Alternatively, ‘concerns’ may be based on information derived from a variety of sources or may accumulate over time.
Example: concerns about possible abuse or neglect of a resident in an older person’s home may result from an accumulation of information obtained from the individual, family member, volunteers and ancillary staff. This constitutes a duty to report.
Practitioners should also remember that their concerns may, in isolation, not seem significant. However, alongside those from other agencies and sources they may build up a picture which suggests that an adult at risk may be suffering or at risk of abuse or neglect.
Example: a GP sees an older patient with dementia, who does not appear to be responding to treatment for ulcerated legs. Whilst the patient’s carer, who is a family member, assures the doctor the prescribed treatments are being followed the GP questions whether this is the case. She consults initially with other health professionals and the information shared indicates the patient is at risk of neglect. The GP has a duty to report.
Abuse can occur anywhere.

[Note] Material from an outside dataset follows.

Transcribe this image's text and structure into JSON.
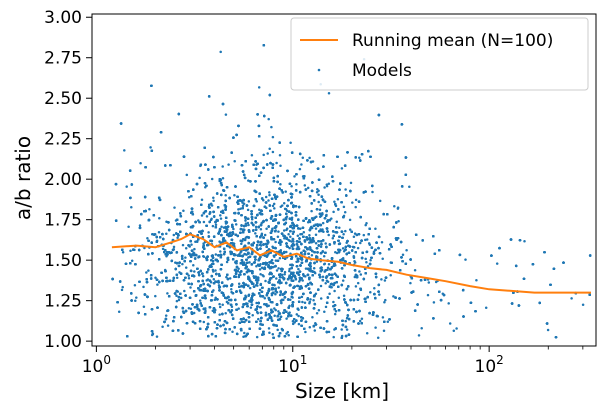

For example, in the home, a residential or day care setting, during leisure activities. It may occur in private or in a communal setting such as a swimming pool.
Abuse can also occur on-line through, for example, social media.
The concerns may be about the behaviour of a practitioner, volunteer; carer; family member or member of the community.
The concerns may also be present when the individual is already known to social services. Therefore, do not presume because the individual is known there is no need to report. Always report.